Rehmannia is also often combined with other herbs to remedy “yin deficiency”. For example, it’s one of the six ingredients in a popular Chinese herbal product called Rehmannia Six Formula and one of the seven ingredients in the traditional kidney-nourishing herbal formulation Yukmi-jihang-tang. It is also included in widely-used formulations, such as Liuwei Dihuang Pills [6, 3, 7].

May improve anemia by supporting blood cell production
May support kidney function
Early evidence of mood, blood sugar, and bone support

Although the above-ground parts are sometimes used, herbal remedies are much more often prepared from the orange roots of this plant [8, 9].

Depending on how the roots are prepared, they are called [10]:

Xian-Di-Huang (for the fresh root)
Sheng-Di-Huang (for baked roots)
Shu-Di-Huang (for steamed roots) in Chinese

Over 70 active compounds have been found in Rehmannia, including amino acids, simple and complex sugars, vitamins, and plant-specific compounds. Their composition in extracts mostly varies according to the plant species and the root preparation method [5, 9].

One of the most well-known plant-specific compounds in Rehmannia is called catalpol, which accounts for 0.3-0.5% of the dried root. Catalpol is an iridoid glycoside, a group of molecules plants create to defend against predators. They also have a range of health effects in humans [1, 11, 12].

Catalpol is likely responsible for the plant’s sugar-lowering, inflammation-fighting, and immune-balancing effects in cells and animals. Rehmannia also contains rehmapicrogenin, a strong anti-inflammatory. This compound that helps deactivate one of the most important inflammation-triggering factors in cells (NF-κB) [13, 14].

Mechanism of Effect
According to some researchers, Rehmannia may improve stress resilience and mood by enhancing the body’s antioxidant defense [15].

Certain complex sugars in Rehmannia may target the hippocampus, a part of the brain that plays an important role in memory and mood. Catalpol might also help brain cells resist damage. As a result, the plant’s compounds are currently being investigated for their effect on dementia and anxiety [16, 17, 11].

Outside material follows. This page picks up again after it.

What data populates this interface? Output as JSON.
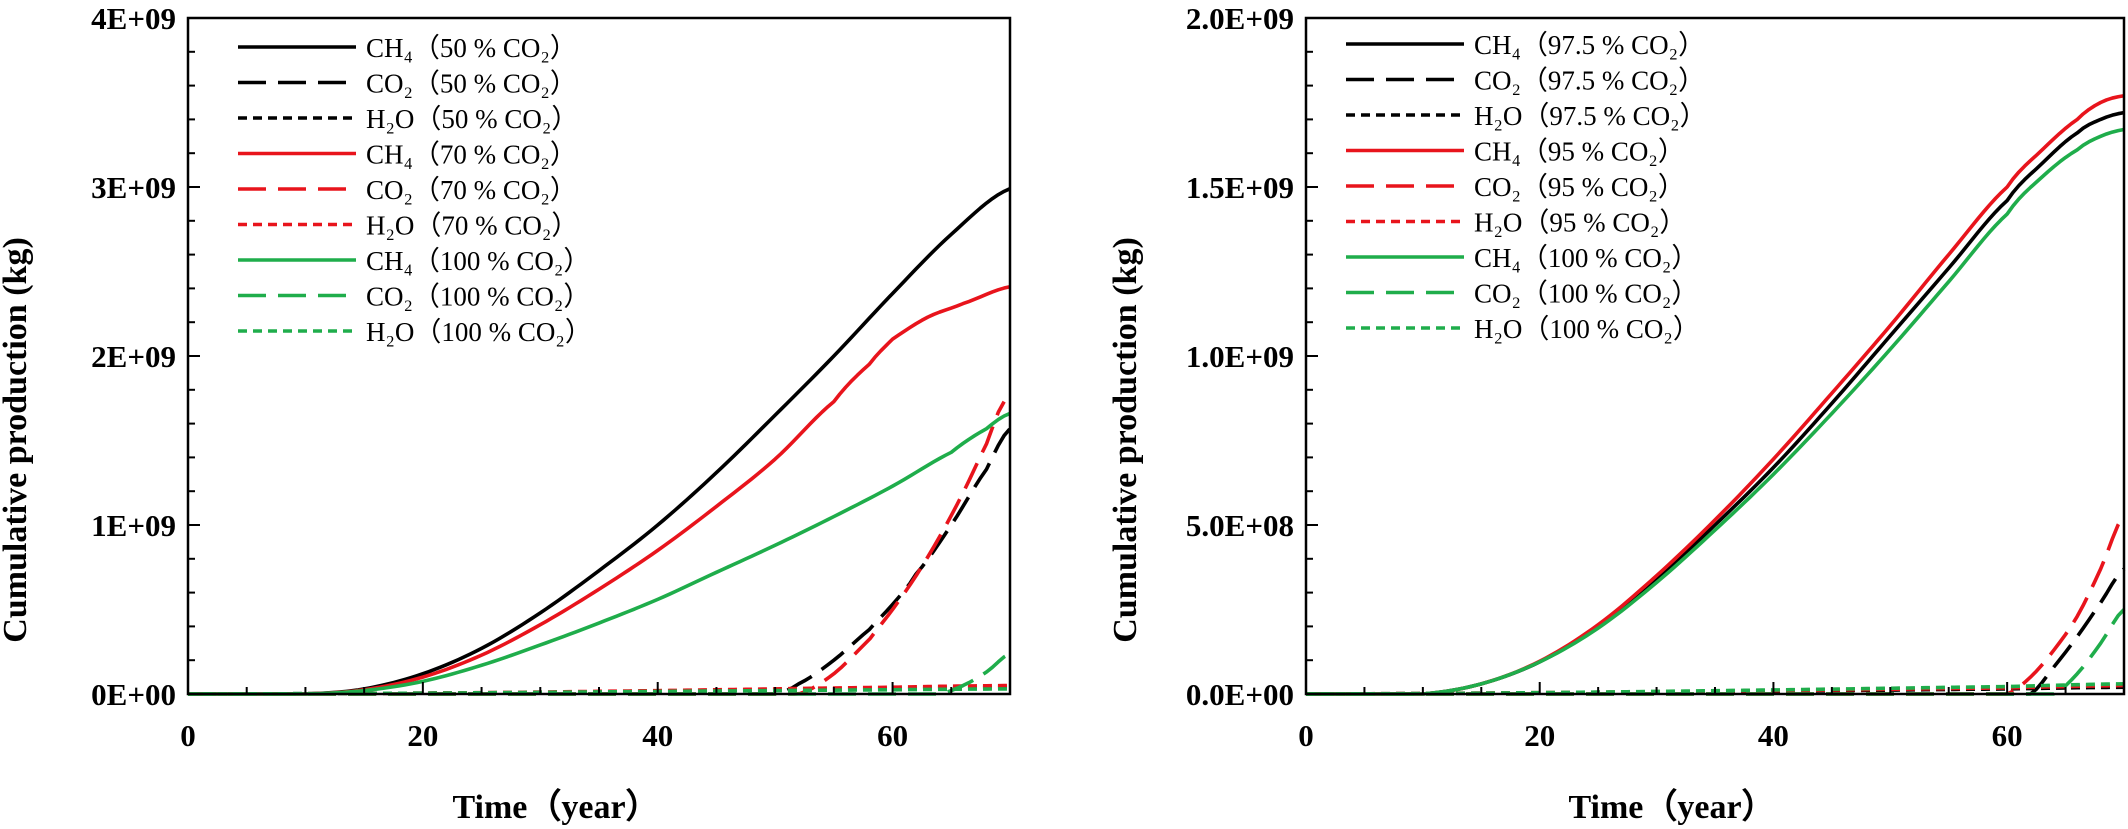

Rehmannia also affects energy use and is under investigation in people with diabetes and insulin resistance. Sugar extracts of this plant increased insulin production in mice and catalpol lowered glucose levels in diabetic rats. Catalpol also increases the secretion of endorphins from the adrenal gland, which helps transport glucose from the blood into the muscles [18, 19, 20, 21].

Traditional practitioners claim that Rehmannia can reverse anemia, and some evidence suggests that it may protect the parts of the bone marrow that make red blood cells. Nourishing the blood is one of its main traditional indications, while anemia is considered to be a sign of yin deficiency. As such, early sickle-cell anemia clinical trials are in progress with a compound isolated from the steamed roots, but the results aren’t in yet [22, 23].

In cell studies, Rehmannia helped alleviate inflammation by sponging up free radicals – highly reactive compounds that can damage cells – as well as by causing immune cells to secrete fewer inflammatory signaling molecules. Importantly, it also blocked the expression of inflammatory genes in these cell studies. Reducing inflammation is beneficial in many conditions, but researchers are currently looking at its application in bone and kidney health [14, 24, 25, 26, 27, 28].

What’s more, this herb caused kidney cells to express fewer receptors that drive high blood pressure. According to some researchers, if this effect translates to the human body, it could make it useful for protecting the kidneys that are already strained due to other diseases, like diabetes. Dried and steamed roots reduce renin in animals, thereby lowering blood pressure and reducing kidney damage [28, 29].